Конор убрал с лица волосы и пристально взглянул на Кела.

– Боялась меня? Могу сказать, что она боится кого угодно, но только не меня, Келлиан.

– И это тебя беспокоит?

– Когда я вижу ее, я чувствую себя так, словно стоял слишком близко к огню и летящие искры оставили на моей коже множество ожогов. – Конор надулся. – В ту ночь, когда она спасла тебе жизнь, я хотел заплатить ей. Она отказалась взять предложенную плату… – Он поднял руку и показал Келу печатку с синим камнем на безымянном пальце правой руки. – Я думаю, что, если бы она взяла перстень, я бы успокоился. Мне не нравится то, что я ей обязан.

– Думай об этом как о долге перед Майешем, – предложил Кел. – Мы все ему обязаны и привыкли к этой мысли.

Конор недовольно поморщился, и Кел решил, что пора сменить тему.

– Итак, – спросил он, – что бы ты ответил, если бы я сказал, что не хочу больше быть Кираларом? Что хочу покинуть Маривент?

– Я бы позволил тебе уйти, – ответил Конор. – Ты не узник.

– Вот и ответ на твой вопрос, – сказал Кел. – Если бы я захотел уйти, я бы ушел. Если тебе больше не нужен Ловец Мечей, это твое решение, но ты не должен отказываться от моей службы ради меня.

Конор молчал.

– Я учился этому почти всю жизнь, – добавил Кел. – Я горжусь своей должностью и тем, что делаю, Конор.

– Несмотря на то, что об этом почти никто не знает? – криво усмехнулся принц. – Несмотря на то, что твои героические поступки навсегда останутся секретом?

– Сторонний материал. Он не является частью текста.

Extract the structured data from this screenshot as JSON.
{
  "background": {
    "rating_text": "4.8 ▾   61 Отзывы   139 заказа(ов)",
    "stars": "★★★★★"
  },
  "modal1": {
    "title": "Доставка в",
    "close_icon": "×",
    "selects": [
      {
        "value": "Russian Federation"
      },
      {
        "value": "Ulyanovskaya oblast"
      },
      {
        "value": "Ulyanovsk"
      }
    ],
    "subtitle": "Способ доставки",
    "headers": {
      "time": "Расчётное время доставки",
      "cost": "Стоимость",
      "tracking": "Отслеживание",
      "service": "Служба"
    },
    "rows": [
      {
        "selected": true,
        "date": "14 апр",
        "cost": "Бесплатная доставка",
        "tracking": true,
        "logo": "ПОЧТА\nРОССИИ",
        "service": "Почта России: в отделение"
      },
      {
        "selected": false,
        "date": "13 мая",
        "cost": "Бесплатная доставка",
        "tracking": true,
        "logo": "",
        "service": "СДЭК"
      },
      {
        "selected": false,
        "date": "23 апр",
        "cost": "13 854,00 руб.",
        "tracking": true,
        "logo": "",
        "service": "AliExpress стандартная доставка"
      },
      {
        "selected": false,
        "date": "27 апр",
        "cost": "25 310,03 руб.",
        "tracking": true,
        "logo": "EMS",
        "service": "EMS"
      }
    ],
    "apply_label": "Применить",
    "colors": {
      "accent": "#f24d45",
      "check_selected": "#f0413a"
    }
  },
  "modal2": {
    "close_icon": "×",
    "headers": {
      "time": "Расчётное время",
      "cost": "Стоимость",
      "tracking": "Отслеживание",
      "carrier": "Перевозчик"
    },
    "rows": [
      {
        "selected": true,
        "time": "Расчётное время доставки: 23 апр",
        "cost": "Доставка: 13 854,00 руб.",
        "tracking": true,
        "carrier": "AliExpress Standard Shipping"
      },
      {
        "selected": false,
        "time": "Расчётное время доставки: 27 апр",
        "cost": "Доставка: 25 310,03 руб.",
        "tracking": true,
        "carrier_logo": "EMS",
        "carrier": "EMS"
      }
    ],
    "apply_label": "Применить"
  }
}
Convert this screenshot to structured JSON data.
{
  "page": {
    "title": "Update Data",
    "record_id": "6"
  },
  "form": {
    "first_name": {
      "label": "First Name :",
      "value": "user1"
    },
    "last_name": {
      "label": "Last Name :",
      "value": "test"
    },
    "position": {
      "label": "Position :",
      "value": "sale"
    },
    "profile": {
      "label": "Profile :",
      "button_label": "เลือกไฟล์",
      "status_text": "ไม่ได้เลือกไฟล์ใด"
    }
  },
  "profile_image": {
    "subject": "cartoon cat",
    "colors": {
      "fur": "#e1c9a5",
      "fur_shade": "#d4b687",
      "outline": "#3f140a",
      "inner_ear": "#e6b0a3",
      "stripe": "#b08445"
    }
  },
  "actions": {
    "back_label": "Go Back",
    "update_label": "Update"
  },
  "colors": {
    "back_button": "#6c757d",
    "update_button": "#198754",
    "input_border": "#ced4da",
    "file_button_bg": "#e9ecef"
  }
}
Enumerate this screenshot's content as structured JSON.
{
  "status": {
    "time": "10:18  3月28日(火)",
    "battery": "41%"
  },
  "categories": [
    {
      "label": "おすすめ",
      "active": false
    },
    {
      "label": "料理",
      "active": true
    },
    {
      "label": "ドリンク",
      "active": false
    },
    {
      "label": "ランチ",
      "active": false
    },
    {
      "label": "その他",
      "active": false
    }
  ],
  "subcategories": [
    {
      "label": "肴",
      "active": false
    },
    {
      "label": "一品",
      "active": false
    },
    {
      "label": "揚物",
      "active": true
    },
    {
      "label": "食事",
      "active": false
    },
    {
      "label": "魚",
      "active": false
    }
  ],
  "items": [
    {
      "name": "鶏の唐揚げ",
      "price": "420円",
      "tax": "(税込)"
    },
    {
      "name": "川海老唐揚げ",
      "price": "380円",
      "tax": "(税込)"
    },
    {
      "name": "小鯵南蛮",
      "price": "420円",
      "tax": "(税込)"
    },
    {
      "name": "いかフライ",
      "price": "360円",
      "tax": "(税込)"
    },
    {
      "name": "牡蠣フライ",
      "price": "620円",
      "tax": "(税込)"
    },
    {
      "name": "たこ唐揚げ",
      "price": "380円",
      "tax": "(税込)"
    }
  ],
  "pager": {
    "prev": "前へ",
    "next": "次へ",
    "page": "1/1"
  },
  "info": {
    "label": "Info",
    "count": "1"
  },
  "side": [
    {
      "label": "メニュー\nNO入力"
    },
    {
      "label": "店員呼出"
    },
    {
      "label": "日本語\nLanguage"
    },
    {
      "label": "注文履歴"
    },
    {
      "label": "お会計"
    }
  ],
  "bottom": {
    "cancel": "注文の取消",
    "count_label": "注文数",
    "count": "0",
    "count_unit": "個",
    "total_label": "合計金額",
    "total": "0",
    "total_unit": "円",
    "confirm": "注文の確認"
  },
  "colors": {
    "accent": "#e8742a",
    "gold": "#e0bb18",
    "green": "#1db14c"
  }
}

«Почти никто – это преувеличение, я бы сказал», – мрачно подумал Кел. На его взгляд, «секрет» был известен слишком многим, но он не мог обсуждать эту проблему с Конором.

– Не такой уж я герой, – буркнул он. – Весь героизм состоит в том, чтобы выслушивать твои жалобы на жизнь. И храп.

– Это государственная измена. Я не храплю, – с преувеличенным достоинством возразил Конор.

– Человек, который храпит, никогда не верит в это, – сказал Кел.

– Государственная измена, – повторил Конор. – Подстрекательство к мятежу. – Он поднялся, потянулся и зевнул. – Оказывается, я совсем забыл малгасийский язык. К счастью, у меня есть новый плащ, отделанный перьями черного лебедя. Это должно отвлечь госпожу посла.